Oral care major Colgate-Palmolive India is sharpening its focus on premiumisation as urban markets show early signs of recovery, industry executives in the know said. At the same time, the consumer goods company is tapping regional leaders such as Colgate Active Salt—particularly strong in the south and east—and on GST-led price cuts after the oral-care tax rate dropped to 5% from 18%, to support volumes at the lower end of the market.

An email sent to the company didn’t elicit any response till the time of going to press. But the company is said to be working on a two-pronged strategy to improve sales, which includes targeting more premium launches at the top end and turning to brands such as Colgate Active Salt toothpaste at the mass end to reinforce its leadership.

What do experts say?

Colgate, which remains the leader in India’s Rs 16,500-crore toothpaste market, has seen share slip to around 43% from 46% two years ago. Rival Dabur has seen market share grow from levels of about 13-14% to 15% now, while Hindustan Unilever (HUL) has a share of about 15-16%, according to industry sources.   

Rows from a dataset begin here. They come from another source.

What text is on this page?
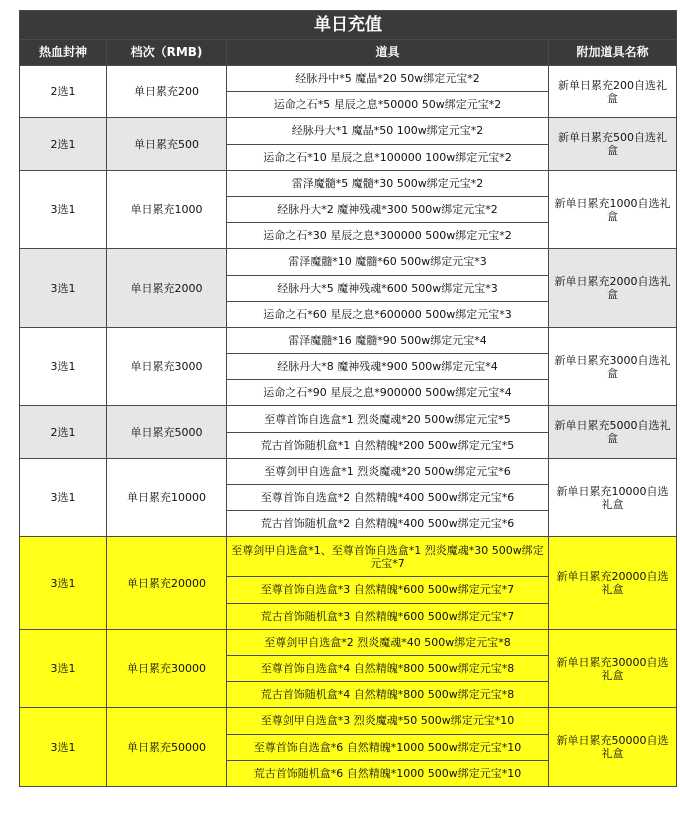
单日充值			
热血封神	档次（RMB)	道具	附加道具名称
2选1	单日累充200	经脉丹中*5 魔晶*20 50w绑定元宝*2	新单日累充200自选礼盒
		运命之石*5 星辰之息*50000 50w绑定元宝*2	
2选1	单日累充500	经脉丹大*1 魔晶*50 100w绑定元宝*2	新单日累充500自选礼盒
		运命之石*10 星辰之息*100000 100w绑定元宝*2	
3选1	单日累充1000	雷泽魔髓*5 魔髓*30 500w绑定元宝*2	新单日累充1000自选礼盒
		经脉丹大*2 魔神残魂*300 500w绑定元宝*2	
		运命之石*30 星辰之息*300000 500w绑定元宝*2	
3选1	单日累充2000	雷泽魔髓*10 魔髓*60 500w绑定元宝*3	新单日累充2000自选礼盒
		经脉丹大*5 魔神残魂*600 500w绑定元宝*3	
		运命之石*60 星辰之息*600000 500w绑定元宝*3	
3选1	单日累充3000	雷泽魔髓*16 魔髓*90 500w绑定元宝*4	新单日累充3000自选礼盒
		经脉丹大*8 魔神残魂*900 500w绑定元宝*4	
		运命之石*90 星辰之息*900000 500w绑定元宝*4	
2选1	单日累充5000	至尊首饰自选盒*1 烈炎魔魂*20 500w绑定元宝*5	新单日累充5000自选礼盒
		荒古首饰随机盒*1 自然精魄*200 500w绑定元宝*5	
3选1	单日累充10000	至尊剑甲自选盒*1 烈炎魔魂*20 500w绑定元宝*6	新单日累充10000自选礼盒
		至尊首饰自选盒*2 自然精魄*400 500w绑定元宝*6	
		荒古首饰随机盒*2 自然精魄*400 500w绑定元宝*6	
3选1	单日累充20000	至尊剑甲自选盒*1、至尊首饰自选盒*1 烈炎魔魂*30 500w绑定元宝*7	新单日累充20000自选礼盒
		至尊首饰自选盒*3 自然精魄*600 500w绑定元宝*7	
		荒古首饰随机盒*3 自然精魄*600 500w绑定元宝*7	
3选1	单日累充30000	至尊剑甲自选盒*2 烈炎魔魂*40 500w绑定元宝*8	新单日累充30000自选礼盒
		至尊首饰自选盒*4 自然精魄*800 500w绑定元宝*8	
		荒古首饰随机盒*4 自然精魄*800 500w绑定元宝*8	
3选1	单日累充50000	至尊剑甲自选盒*3 烈炎魔魂*50 500w绑定元宝*10	新单日累充50000自选礼盒
		至尊首饰自选盒*6 自然精魄*1000 500w绑定元宝*10	
		荒古首饰随机盒*6 自然精魄*1000 500w绑定元宝*10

Colgate Active Salt is the leader in markets such as Tamil Nadu, where the company has successfully leveraged the benefits of salt ingrained in local oral care habits, experts said. This brand was relaunched last year and the company is likely to drive further innovation and brand-building in this segment, industry sources said. At the premium end, the firm recently launched a new whitening serum under its Visible White Purple oral care brand for premium users, as it increases its attention on its whitening portfolio in urban markets.

What did the company say?

Colgate’s latest moves come as the company struggles with revenue decline for three straight quarters. Topline dropped 6.3% in Q2FY26 (to Rs 1,507 crore) after falling 4.4% in Q1FY26 and 1.9% in Q4FY25, analysts tracking the company said.

Ebitda margins in Q2, on the other hand, was flat year-on-year at 30.1% amid a tight control on costs and benign raw material prices. Sequentially, though, there was a decline. In the last three quarters, operating margins have slipped from 33.6% in Q4 to 30.9% in Q1 and 30.1% in Q2, analysts at brokerage Elara Capital said, amid competitive intensity and the need to maintain brand visibility.

Following its September-quarter results last month, Prabha Narasimhan, MD & CEO, Colgate-Palmolive India, said the company expected a gradual recovery in performance in the second half of FY26. Analysts at JM Financial say that the company is likely to gain from the GST cuts in oral care and a low base in the second half of the year. In the first half of FY26, the company had to contend with a high base as it had reported double-digit net sales growth in the year-ago period, the brokerage said.

Narasimhan said that the company would also maintain its margin profile in an evolving market in the second half of the year.

“Our margin profile remains resilient driven by strong focus on execution of our Funding the Growth program. Despite topline headwinds, we remain committed to our long-term strategic goals and continue to prioritize brand investments,” she said.